Да, конечно, трудновато. Но тут примешивалось и другое: Маша всегда была охоча не до того, что трудно, а что весело и живо. Таков у нее характер. И все же на следующий год, когда десятый класс подошел к концу, она всерьез задумалась, оставаться ли в популярной школе и дальше бить баклуши или же поднатужиться и завершить обучение в Москве. Маша решила вернуться в Москву. Как нам ни грустно было расставаться, но все же я вынужден был согласиться с твердым и, думаю, разумным решением дочери. Школа разгильдяйства 90210 ничего Маше не дала.
С отъездом Маши наша жизнь вернулась в прежнее русло. Катя тут же избавилась от ящериц, признавшись, что они ей надоели. Дом притих. Ни танцев, ни крика, ни смеха. Мы снова чинно — благородно стали ходить в кино, читать книги, смотреть телевизор и ждать чуда.
Позвонил старый Наташин приятель Дик Робертсон, президент студии «Уорнер Бразерс» (ТВ).

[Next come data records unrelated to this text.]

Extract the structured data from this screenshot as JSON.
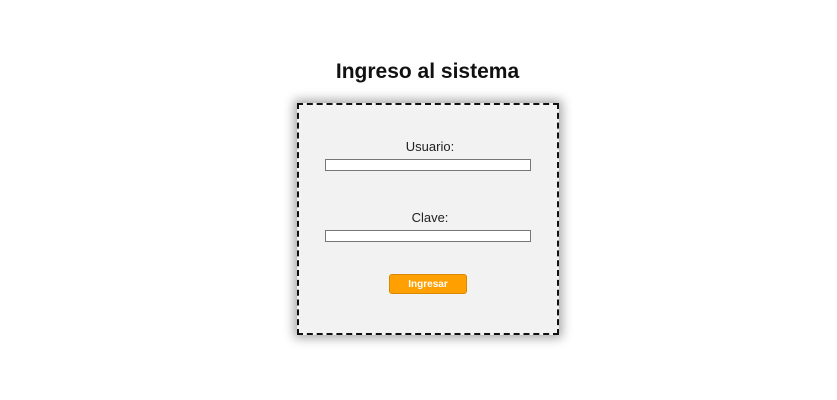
{
  "page": {
    "title": "Ingreso al sistema"
  },
  "login_form": {
    "username_label": "Usuario:",
    "username_value": "",
    "password_label": "Clave:",
    "password_value": "",
    "submit_label": "Ingresar"
  },
  "colors": {
    "accent": "#ffa000",
    "panel_background": "#f2f2f2"
  }
}
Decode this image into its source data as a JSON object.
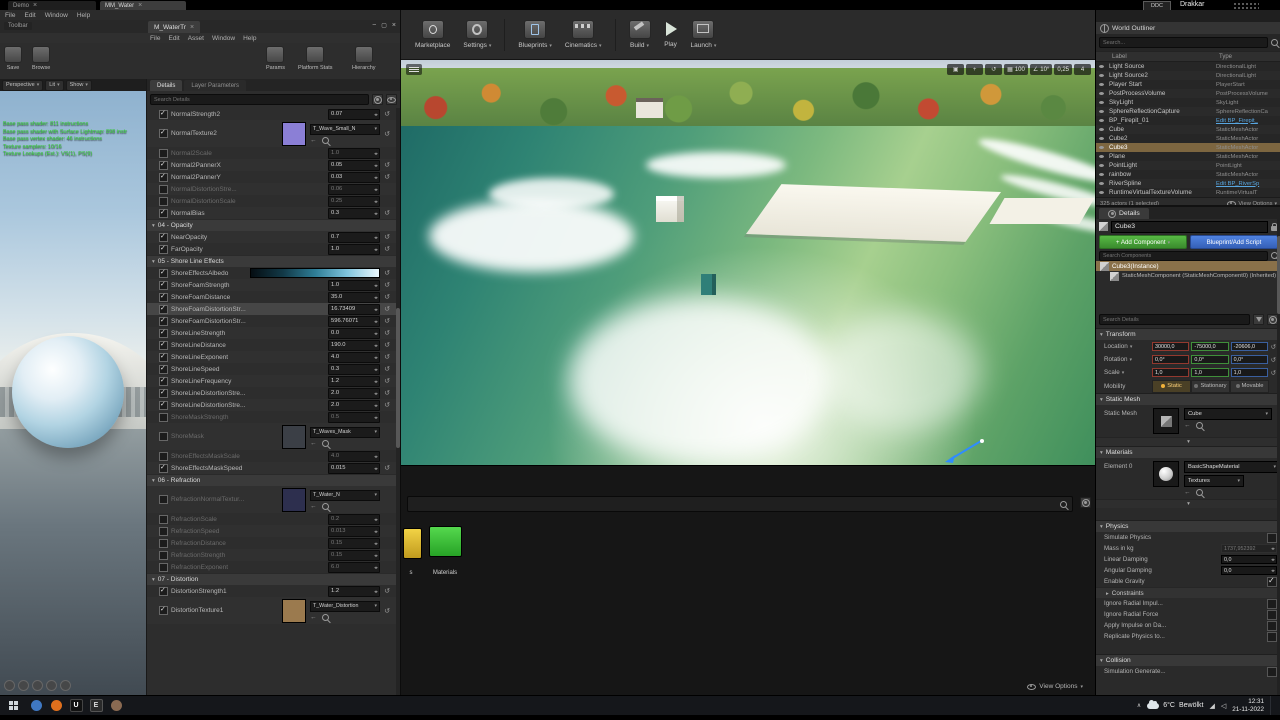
{
  "top": {
    "tab_demo": "Demo",
    "tab_mm_water": "MM_Water",
    "ddc": "DDC",
    "drakkar": "Drakkar"
  },
  "mat_editor": {
    "menu": {
      "file": "File",
      "edit": "Edit",
      "window": "Window",
      "help": "Help"
    },
    "toolbar_label": "Toolbar",
    "asset_tab": "M_WaterTr",
    "inner_menu": {
      "file": "File",
      "edit": "Edit",
      "asset": "Asset",
      "window": "Window",
      "help": "Help"
    },
    "toolbar": {
      "save": "Save",
      "browse": "Browse",
      "params": "Params",
      "platform_stats": "Platform Stats",
      "hierarchy": "Hierarchy"
    },
    "preview": {
      "perspective": "Perspective",
      "lit": "Lit",
      "show": "Show",
      "stats": [
        "Base pass shader: 811 instructions",
        "Base pass shader with Surface Lightmap: 898 instr",
        "Base pass vertex shader: 46 instructions",
        "Texture samplers: 10/16",
        "Texture Lookups (Est.): VS(1), PS(9)"
      ]
    },
    "tabs": {
      "details": "Details",
      "layer_parameters": "Layer Parameters"
    },
    "search_placeholder": "Search Details",
    "params": [
      {
        "label": "NormalStrength2",
        "value": "0.07"
      },
      {
        "label": "NormalTexture2",
        "tex": true,
        "texname": "T_Wave_Small_N",
        "thumb": "#8b7fd6"
      },
      {
        "label": "Normal2Scale",
        "value": "1.0",
        "muted": true
      },
      {
        "label": "Normal2PannerX",
        "value": "0.05"
      },
      {
        "label": "Normal2PannerY",
        "value": "0.03"
      },
      {
        "label": "NormalDistortionStre...",
        "value": "0.06",
        "muted": true
      },
      {
        "label": "NormalDistortionScale",
        "value": "0.25",
        "muted": true
      },
      {
        "label": "NormalBias",
        "value": "0.3"
      },
      {
        "header": "04 - Opacity"
      },
      {
        "label": "NearOpacity",
        "value": "0.7"
      },
      {
        "label": "FarOpacity",
        "value": "1.0"
      },
      {
        "header": "05 - Shore Line Effects"
      },
      {
        "label": "ShoreEffectsAlbedo",
        "color": true
      },
      {
        "label": "ShoreFoamStrength",
        "value": "1.0"
      },
      {
        "label": "ShoreFoamDistance",
        "value": "35.0"
      },
      {
        "label": "ShoreFoamDistortionStr...",
        "value": "16.73409",
        "hilite": true
      },
      {
        "label": "ShoreFoamDistortionStr...",
        "value": "596.76071"
      },
      {
        "label": "ShoreLineStrength",
        "value": "0.0"
      },
      {
        "label": "ShoreLineDistance",
        "value": "190.0"
      },
      {
        "label": "ShoreLineExponent",
        "value": "4.0"
      },
      {
        "label": "ShoreLineSpeed",
        "value": "0.3"
      },
      {
        "label": "ShoreLineFrequency",
        "value": "1.2"
      },
      {
        "label": "ShoreLineDistortionStre...",
        "value": "2.0"
      },
      {
        "label": "ShoreLineDistortionStre...",
        "value": "2.0"
      },
      {
        "label": "ShoreMaskStrength",
        "value": "0.5",
        "muted": true
      },
      {
        "label": "ShoreMask",
        "tex": true,
        "texname": "T_Waves_Mask",
        "thumb": "#3b3f46",
        "muted": true
      },
      {
        "label": "ShoreEffectsMaskScale",
        "value": "4.0",
        "muted": true
      },
      {
        "label": "ShoreEffectsMaskSpeed",
        "value": "0.015"
      },
      {
        "header": "06 - Refraction"
      },
      {
        "label": "RefractionNormalTextur...",
        "tex": true,
        "texname": "T_Water_N",
        "thumb": "#2d2f4e",
        "muted": true
      },
      {
        "label": "RefractionScale",
        "value": "0.2",
        "muted": true
      },
      {
        "label": "RefractionSpeed",
        "value": "0.013",
        "muted": true
      },
      {
        "label": "RefractionDistance",
        "value": "0.15",
        "muted": true
      },
      {
        "label": "RefractionStrength",
        "value": "0.15",
        "muted": true
      },
      {
        "label": "RefractionExponent",
        "value": "6.0",
        "muted": true
      },
      {
        "header": "07 - Distortion"
      },
      {
        "label": "DistortionStrength1",
        "value": "1.2"
      },
      {
        "label": "DistortionTexture1",
        "tex": true,
        "texname": "T_Water_Distortion",
        "thumb": "#9b7a4e"
      }
    ]
  },
  "main_toolbar": {
    "marketplace": "Marketplace",
    "settings": "Settings",
    "blueprints": "Blueprints",
    "cinematics": "Cinematics",
    "build": "Build",
    "play": "Play",
    "launch": "Launch"
  },
  "viewport_hud": {
    "grid_snap": "100",
    "rotation_snap": "10°",
    "scale_snap": "0,25",
    "camera_speed": "4"
  },
  "content_browser": {
    "clipped_label": "s",
    "materials_label": "Materials",
    "view_options": "View Options"
  },
  "outliner": {
    "title": "World Outliner",
    "search_placeholder": "Search...",
    "columns": {
      "label": "Label",
      "type": "Type"
    },
    "rows": [
      {
        "label": "Light Source",
        "type": "DirectionalLight"
      },
      {
        "label": "Light Source2",
        "type": "DirectionalLight"
      },
      {
        "label": "Player Start",
        "type": "PlayerStart"
      },
      {
        "label": "PostProcessVolume",
        "type": "PostProcessVolume"
      },
      {
        "label": "SkyLight",
        "type": "SkyLight"
      },
      {
        "label": "SphereReflectionCapture",
        "type": "SphereReflectionCa"
      },
      {
        "label": "BP_Firepit_01",
        "type": "Edit BP_Firepit_",
        "link": true
      },
      {
        "label": "Cube",
        "type": "StaticMeshActor"
      },
      {
        "label": "Cube2",
        "type": "StaticMeshActor"
      },
      {
        "label": "Cube3",
        "type": "StaticMeshActor",
        "selected": true
      },
      {
        "label": "Plane",
        "type": "StaticMeshActor"
      },
      {
        "label": "PointLight",
        "type": "PointLight"
      },
      {
        "label": "rainbow",
        "type": "StaticMeshActor"
      },
      {
        "label": "RiverSpline",
        "type": "Edit BP_RiverSp",
        "link": true
      },
      {
        "label": "RuntimeVirtualTextureVolume",
        "type": "RuntimeVirtualT"
      }
    ],
    "footer": "325 actors (1 selected)",
    "view_options": "View Options"
  },
  "details": {
    "tab": "Details",
    "name_value": "Cube3",
    "add_component": "+ Add Component",
    "blueprint_add_script": "Blueprint/Add Script",
    "search_components_placeholder": "Search Components",
    "instance": "Cube3(Instance)",
    "component": "StaticMeshComponent (StaticMeshComponent0) (Inherited)",
    "search_details_placeholder": "Search Details",
    "transform": {
      "title": "Transform",
      "rows": [
        {
          "label": "Location",
          "x": "30000,0",
          "y": "-75000,0",
          "z": "-20606,0"
        },
        {
          "label": "Rotation",
          "x": "0,0°",
          "y": "0,0°",
          "z": "0,0°"
        },
        {
          "label": "Scale",
          "x": "1,0",
          "y": "1,0",
          "z": "1,0"
        }
      ],
      "mobility_label": "Mobility",
      "mobility": [
        {
          "label": "Static",
          "active": true
        },
        {
          "label": "Stationary"
        },
        {
          "label": "Movable"
        }
      ]
    },
    "static_mesh": {
      "title": "Static Mesh",
      "label": "Static Mesh",
      "value": "Cube"
    },
    "materials": {
      "title": "Materials",
      "element": "Element 0",
      "value": "BasicShapeMaterial",
      "textures": "Textures"
    },
    "physics": {
      "title": "Physics",
      "rows": [
        {
          "label": "Simulate Physics",
          "is_check": true
        },
        {
          "label": "Mass in kg",
          "value": "1737,952392",
          "muted": true
        },
        {
          "label": "Linear Damping",
          "value": "0,0"
        },
        {
          "label": "Angular Damping",
          "value": "0,0"
        },
        {
          "label": "Enable Gravity",
          "is_check": true,
          "checked": true
        }
      ],
      "constraints": "Constraints",
      "flags": [
        {
          "label": "Ignore Radial Impul..."
        },
        {
          "label": "Ignore Radial Force"
        },
        {
          "label": "Apply Impulse on Da..."
        },
        {
          "label": "Replicate Physics to..."
        }
      ]
    },
    "collision": {
      "title": "Collision",
      "row": "Simulation Generate..."
    }
  },
  "taskbar": {
    "weather_temp": "6°C",
    "weather_cond": "Bewölkt",
    "time": "12:31",
    "date": "21-11-2022"
  }
}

— Родион, — обратился он ко мне, — хочешь встретиться с Горбачевым?
— Конечно, хочу. А где он? В Лос — Анджелесе?
— Нет, он прилетает только в конце следующего месяца. Получать какую‑то премию, награду, — не знаю. Соберется городская общественность. Горбачев — это интересно! Я уже заказал стол (как выяснилось, за 10 ООО долларов) и приглашаю тебя. Будешь сидеть за столом «Уорнер Бразерс». Идет?
— Конечно, идет!
Конечно! Ведь не каждый день удается увидеть живого Горбачева. Он — человек — легенда. Как бы я ни относился к Михаилу Сергеевичу сегодня, ореол президента Советского Союза, лидера великой державы, все еще имел магическую, притягательную силу.
Михаила Сергеевича и Раису Максимовну американцы приветствовали стоя.
Зал, в котором происходила встреча, был празднично украшен. Десятки столов, сервированных к обеду, располагались таким образом, чтобы отовсюду была видна сцена с трибуной.
Стол студии «Уорнер Бразерс» располагался рядом со сценой, так что я мог видеть Горбачева и его супругу совсем близко и аплодировал изо всех сил.
Раиса Максимовна выглядела прекрасно, как всегда, и Михаил Сергеевич нисколько не изменился, как будто он все еще был в силе и власти. Важные московские гости занимали места на сцене с таким достоинством, что мне на мгновенье почудилось, что я не в лос — анджелесском отеле, а в Кремлевском Дворце съездов, где Первый (или Генеральный, не помню) секретарь КПСС будет отчитываться о проделанной за пять лет работе.